It is just 12 months to the first patient treatment at the UK’s first NHS high energy proton beam therapy centre at The Christie in Manchester.

Proton beam therapy (PBT) has been offered overseas to NHS patients who are eligible for treatment in England since 2008 in a programme that has to date supported approximately 1,000 patients. However, for many cancer patients, travelling abroad is inappropriate as they may be too unwell or require other treatments such as surgery and chemotherapy. The trip abroad can also result in families being separated during a very stressful time.

Together with the Department of Health, NHS England is funding the development of two world class centres in Manchester and London for NHS patients to be treated in the UK.

The Christie proton beam therapy centre will treat its first patient in August 2018 with University College London Hospitals NHS Foundation Trust (UCLH) following in summer 2020. Each centre will treat up to 750 patients a year.

Proton beam therapy is a specialist form of radiotherapy that targets certain cancers very precisely, increasing success rates and reducing side-effects. It targets tumours with less damage to surrounding healthy tissue and is particularly appropriate for certain cancers in children who are at risk of lasting damage to organs that are still growing.

Amelia Brome, 10, from Preston, Lancashire is back at school this term for the first time since January, having undergone 10 weeks of PBT in the USA for a tumour affecting her brain and nasal cavity. She and mother Cheryl, a hairdresser, initially had to fly out to Florida alone, as father Michael who is a production supervisor for a milk bottling plant, had difficulty obtaining a visa and had to follow on a week later.

Michael Brome says: “The treatment we had in the USA was brilliant and the staff were great, but lovely as it was, you are 8,000 miles away from home and your support networks. It’s a massive upheaval for the whole family and not everyone is as lucky with their employers as Cheryl and I are. It would all have been so much easier if Amelia had been able to have her treatment in Manchester, and we are so glad knowing that proton beam therapy is coming to The Christie next year.”

The Christie PBT centre will be a state of the art four storey building with three treatment units, imaging equipment, treatment planning facilities and patient support services.

Christie consultant and senior responsible officer for proton beam therapy, Nick Slevin says: “To be just 12 months away from offering high energy proton beam therapy to patients in the UK for the very first time is very exciting. It will bring this treatment closer to patients who currently have to travel abroad. For a specific range of cancers, the advantages of proton beam therapy over conventional radiotherapy are unquestionable. Proton beam therapy can very precisely target the cancer. This means that normal tissues receive very little radiation, so there are both fewer side-effects, and – as the dose to the cancer can be increased – a better chance of cure.”

A patient’s treatment course is approximately six weeks long with individual treatment sessions of 30 minutes for five days a week. Much of the 30 minute treatment session is spent positioning the patient properly and adjusting the equipment in the treatment room, with just two to three minutes of that being when the beam targets the tumour.

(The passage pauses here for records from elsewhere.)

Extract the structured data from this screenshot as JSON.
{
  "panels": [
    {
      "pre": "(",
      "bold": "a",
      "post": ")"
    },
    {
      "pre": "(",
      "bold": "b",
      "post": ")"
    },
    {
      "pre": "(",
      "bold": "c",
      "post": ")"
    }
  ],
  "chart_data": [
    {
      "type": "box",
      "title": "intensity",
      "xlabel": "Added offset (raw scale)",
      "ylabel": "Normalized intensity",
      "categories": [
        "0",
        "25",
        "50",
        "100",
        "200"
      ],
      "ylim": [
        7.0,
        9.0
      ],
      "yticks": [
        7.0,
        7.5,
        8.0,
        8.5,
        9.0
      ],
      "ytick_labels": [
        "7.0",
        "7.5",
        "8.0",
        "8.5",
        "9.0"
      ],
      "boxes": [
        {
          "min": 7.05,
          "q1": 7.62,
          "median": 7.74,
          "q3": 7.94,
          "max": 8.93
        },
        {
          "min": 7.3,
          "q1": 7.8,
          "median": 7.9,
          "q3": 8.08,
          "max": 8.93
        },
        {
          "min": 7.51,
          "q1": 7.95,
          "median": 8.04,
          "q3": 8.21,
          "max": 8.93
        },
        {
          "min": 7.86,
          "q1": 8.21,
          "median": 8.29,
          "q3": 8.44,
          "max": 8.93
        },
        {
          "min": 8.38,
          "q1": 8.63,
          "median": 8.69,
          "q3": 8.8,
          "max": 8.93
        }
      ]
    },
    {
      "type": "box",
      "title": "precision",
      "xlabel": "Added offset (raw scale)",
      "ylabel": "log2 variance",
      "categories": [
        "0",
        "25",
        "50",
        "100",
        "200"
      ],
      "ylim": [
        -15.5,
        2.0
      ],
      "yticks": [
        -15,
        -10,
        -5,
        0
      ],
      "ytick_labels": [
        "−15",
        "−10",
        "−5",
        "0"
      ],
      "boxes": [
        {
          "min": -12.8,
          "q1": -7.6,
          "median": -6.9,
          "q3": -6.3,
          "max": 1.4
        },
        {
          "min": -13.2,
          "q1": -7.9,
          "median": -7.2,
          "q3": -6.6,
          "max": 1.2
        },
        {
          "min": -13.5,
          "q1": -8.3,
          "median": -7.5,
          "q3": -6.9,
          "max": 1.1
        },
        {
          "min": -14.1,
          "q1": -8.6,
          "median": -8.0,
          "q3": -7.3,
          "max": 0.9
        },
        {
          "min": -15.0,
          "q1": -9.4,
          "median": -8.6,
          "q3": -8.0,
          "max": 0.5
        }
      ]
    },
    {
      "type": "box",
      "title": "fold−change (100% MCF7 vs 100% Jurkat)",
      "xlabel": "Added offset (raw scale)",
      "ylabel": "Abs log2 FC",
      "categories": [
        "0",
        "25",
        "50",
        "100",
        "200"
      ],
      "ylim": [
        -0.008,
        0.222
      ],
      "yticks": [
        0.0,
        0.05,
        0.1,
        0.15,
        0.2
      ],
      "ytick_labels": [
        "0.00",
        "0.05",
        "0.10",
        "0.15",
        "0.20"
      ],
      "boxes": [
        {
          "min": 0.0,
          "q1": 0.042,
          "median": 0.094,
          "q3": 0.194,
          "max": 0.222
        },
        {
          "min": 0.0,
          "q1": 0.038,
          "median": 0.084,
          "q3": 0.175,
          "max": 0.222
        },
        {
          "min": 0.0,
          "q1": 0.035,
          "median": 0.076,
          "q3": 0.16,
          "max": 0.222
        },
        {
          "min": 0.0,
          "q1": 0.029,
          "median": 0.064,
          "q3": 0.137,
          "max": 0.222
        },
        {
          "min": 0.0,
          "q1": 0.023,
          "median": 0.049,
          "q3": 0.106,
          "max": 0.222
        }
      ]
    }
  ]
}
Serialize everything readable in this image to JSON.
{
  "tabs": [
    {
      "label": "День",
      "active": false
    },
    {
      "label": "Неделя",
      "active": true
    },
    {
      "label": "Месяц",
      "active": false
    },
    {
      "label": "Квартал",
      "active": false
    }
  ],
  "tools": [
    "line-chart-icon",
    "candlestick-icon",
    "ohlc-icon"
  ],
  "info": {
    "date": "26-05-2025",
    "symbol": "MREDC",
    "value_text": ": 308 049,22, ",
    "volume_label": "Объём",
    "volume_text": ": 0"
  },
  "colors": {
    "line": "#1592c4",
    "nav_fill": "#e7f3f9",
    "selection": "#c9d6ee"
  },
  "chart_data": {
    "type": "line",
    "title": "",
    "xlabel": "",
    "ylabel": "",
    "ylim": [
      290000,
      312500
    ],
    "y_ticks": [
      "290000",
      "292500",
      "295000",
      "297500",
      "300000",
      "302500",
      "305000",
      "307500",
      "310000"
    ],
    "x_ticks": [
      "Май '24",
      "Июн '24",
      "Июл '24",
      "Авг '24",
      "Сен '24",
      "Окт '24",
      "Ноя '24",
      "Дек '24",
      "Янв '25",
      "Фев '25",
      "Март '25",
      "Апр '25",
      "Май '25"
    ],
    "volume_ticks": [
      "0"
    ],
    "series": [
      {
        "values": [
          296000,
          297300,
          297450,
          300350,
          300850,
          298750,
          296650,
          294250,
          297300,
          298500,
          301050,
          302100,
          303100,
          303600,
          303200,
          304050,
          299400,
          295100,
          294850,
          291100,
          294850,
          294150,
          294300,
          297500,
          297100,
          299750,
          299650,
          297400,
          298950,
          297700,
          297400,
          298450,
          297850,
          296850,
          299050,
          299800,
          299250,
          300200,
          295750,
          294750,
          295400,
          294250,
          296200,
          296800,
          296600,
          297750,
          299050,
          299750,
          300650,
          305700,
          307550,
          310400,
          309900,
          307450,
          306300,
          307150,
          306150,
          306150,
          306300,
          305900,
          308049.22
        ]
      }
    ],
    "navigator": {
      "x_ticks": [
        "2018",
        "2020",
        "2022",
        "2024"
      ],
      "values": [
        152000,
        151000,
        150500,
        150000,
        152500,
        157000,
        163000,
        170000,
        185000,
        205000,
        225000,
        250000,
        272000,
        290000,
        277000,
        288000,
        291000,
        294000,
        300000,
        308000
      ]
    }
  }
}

While The Christie and UCLH centres are being built, all clinically eligible NHS patients will continue to be funded to travel overseas for treatment with NHS England’s established partner centres in America and Switzerland. To ensure a consistency of service, once the two UK PBT centres are operational, patients will continue to be sent abroad for treatment until both centres have fully developed their capacity.

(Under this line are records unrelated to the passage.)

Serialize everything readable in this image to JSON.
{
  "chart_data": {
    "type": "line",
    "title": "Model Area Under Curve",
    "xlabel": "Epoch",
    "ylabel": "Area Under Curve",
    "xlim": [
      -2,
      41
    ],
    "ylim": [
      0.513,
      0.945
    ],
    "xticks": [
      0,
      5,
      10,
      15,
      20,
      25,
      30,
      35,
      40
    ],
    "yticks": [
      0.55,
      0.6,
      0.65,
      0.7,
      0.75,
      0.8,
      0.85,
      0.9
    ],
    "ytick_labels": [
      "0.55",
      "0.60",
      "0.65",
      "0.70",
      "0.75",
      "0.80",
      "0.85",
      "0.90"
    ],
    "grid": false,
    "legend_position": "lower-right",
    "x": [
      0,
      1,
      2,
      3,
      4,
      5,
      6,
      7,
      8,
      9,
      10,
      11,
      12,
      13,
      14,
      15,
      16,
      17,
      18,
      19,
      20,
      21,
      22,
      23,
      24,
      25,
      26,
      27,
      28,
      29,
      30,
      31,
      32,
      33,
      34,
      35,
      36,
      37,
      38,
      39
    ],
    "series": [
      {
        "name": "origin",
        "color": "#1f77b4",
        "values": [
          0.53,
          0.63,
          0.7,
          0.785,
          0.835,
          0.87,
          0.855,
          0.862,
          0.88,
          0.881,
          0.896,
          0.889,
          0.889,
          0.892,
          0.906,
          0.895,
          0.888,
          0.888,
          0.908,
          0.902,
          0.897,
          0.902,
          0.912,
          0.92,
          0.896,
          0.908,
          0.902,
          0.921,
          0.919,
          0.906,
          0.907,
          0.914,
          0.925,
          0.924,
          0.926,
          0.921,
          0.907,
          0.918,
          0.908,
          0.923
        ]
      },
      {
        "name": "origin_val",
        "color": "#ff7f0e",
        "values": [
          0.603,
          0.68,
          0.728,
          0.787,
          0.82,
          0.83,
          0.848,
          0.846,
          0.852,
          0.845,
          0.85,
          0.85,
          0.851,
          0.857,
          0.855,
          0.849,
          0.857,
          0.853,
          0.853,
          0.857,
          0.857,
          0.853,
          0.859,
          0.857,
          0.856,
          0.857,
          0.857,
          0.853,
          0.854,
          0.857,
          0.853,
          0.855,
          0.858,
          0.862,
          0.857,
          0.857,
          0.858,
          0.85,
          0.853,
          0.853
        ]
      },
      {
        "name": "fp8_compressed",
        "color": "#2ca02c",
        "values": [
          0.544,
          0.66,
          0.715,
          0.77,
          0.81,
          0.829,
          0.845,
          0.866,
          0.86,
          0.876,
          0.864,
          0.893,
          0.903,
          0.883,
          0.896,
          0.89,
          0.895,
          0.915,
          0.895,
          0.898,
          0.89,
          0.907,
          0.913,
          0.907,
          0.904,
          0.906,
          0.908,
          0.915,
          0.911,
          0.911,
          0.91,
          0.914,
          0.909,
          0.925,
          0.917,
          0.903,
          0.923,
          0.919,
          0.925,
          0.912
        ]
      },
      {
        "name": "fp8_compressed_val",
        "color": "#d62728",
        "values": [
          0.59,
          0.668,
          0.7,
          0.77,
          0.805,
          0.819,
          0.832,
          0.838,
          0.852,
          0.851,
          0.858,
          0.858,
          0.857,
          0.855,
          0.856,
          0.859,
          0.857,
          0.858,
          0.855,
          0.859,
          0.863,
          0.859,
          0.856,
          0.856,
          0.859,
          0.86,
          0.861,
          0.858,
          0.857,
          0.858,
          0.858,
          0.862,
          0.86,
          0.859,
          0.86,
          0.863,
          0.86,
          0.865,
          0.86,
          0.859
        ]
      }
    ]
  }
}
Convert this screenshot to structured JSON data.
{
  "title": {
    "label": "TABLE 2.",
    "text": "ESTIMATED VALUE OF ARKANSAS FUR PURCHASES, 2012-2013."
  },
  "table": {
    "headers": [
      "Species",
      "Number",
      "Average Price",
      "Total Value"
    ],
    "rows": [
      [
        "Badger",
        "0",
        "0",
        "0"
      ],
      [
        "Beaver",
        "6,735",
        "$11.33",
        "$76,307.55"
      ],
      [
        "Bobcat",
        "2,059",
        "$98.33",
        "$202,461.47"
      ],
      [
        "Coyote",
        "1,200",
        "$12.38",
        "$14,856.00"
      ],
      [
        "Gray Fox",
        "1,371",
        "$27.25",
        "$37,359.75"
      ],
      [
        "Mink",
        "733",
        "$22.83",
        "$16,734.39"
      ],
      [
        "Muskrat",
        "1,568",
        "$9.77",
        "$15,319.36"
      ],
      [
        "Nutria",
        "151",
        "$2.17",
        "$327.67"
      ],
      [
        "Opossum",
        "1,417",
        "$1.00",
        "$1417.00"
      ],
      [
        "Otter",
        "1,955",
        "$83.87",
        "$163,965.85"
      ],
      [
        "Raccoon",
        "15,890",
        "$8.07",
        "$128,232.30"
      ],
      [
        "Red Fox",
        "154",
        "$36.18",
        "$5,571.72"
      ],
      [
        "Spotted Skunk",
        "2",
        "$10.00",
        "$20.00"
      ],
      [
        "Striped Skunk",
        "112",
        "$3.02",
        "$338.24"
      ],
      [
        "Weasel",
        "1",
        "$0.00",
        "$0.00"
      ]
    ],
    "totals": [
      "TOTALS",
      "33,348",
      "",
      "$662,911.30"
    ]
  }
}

The Christie PBT will include a dedicated research room (funded by The Christie charity) to investigate how PBT can be delivered more precisely and effectively, meaning better treatments for patients and fewer side effects. A team of world leading research scientists, engineers and clinicians will work together to look at how protons interact with different tissues, where exactly they deposit their dose and how precisely they cause biological damage to the tumours.

Over the last century, The Christie radiotherapy department has pioneered many advances in radiotherapy. It already leads in advanced radiotherapy, delivering more complex treatments than any other centre in the country. The introduction of proton beam therapy will allow it to continue to make advances in this area and improve patient treatment and care.

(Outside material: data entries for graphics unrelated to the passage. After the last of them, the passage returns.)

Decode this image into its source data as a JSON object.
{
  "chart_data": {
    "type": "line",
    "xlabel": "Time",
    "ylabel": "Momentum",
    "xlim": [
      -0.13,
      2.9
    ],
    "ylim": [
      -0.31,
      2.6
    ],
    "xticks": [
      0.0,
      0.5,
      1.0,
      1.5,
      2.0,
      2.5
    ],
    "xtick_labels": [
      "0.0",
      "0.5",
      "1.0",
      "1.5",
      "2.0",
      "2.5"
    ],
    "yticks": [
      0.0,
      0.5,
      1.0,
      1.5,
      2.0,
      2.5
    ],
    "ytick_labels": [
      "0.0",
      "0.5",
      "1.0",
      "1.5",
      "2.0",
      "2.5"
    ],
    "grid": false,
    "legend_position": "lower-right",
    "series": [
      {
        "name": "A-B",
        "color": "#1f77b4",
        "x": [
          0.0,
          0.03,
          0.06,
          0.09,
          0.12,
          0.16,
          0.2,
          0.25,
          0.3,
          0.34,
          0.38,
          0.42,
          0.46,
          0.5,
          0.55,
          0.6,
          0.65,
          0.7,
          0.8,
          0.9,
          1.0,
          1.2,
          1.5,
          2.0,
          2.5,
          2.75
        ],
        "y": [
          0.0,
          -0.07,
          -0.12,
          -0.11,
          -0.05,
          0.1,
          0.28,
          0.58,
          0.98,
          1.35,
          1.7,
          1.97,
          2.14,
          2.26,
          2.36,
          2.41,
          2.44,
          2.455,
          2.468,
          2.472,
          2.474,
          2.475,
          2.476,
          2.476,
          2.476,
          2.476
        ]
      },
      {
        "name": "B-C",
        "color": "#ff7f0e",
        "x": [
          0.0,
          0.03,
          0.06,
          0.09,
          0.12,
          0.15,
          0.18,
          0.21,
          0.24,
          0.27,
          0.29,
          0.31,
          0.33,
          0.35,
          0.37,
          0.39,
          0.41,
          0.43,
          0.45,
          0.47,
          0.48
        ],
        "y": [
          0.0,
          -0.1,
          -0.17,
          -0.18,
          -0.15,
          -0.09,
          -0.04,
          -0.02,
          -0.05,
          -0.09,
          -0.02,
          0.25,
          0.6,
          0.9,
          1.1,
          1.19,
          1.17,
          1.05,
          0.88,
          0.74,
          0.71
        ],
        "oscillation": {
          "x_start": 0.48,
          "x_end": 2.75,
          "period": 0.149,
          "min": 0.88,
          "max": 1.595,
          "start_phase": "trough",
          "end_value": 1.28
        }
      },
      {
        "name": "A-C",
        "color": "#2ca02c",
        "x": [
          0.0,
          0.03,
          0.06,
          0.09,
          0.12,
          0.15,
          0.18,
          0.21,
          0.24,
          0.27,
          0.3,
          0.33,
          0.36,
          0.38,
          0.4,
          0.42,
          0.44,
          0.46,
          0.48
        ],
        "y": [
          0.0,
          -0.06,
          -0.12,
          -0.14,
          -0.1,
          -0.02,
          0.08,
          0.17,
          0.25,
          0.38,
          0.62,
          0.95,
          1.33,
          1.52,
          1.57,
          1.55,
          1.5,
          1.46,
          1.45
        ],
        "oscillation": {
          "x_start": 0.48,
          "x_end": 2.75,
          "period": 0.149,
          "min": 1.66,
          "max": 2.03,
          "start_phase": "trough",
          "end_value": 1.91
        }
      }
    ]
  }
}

As well as welcoming PBT to The Christie next year, the hospital is also just one of seven sites in the world to host a pioneering MR-linac radiotherapy machine. It combines magnetic resonance imaging (MRI) scanning and tumour- busting radiotherapy treatment in one hi-tech package. The machine, which will start treating patients next year will precisely locate tumours, tailor the shape of the x-ray beams in real time, and lock on to the tumour during treatment – even when tumour tissue is moving during treatment e.g. in the lung as a patient breathes.

The discovery of the proton was the most famous work of the renowned scientist Ernest Rutherford at the Victoria University of Manchester. Rutherford is credited with discovering and naming the proton in the first experiments to split the atom between 1909 and 1917.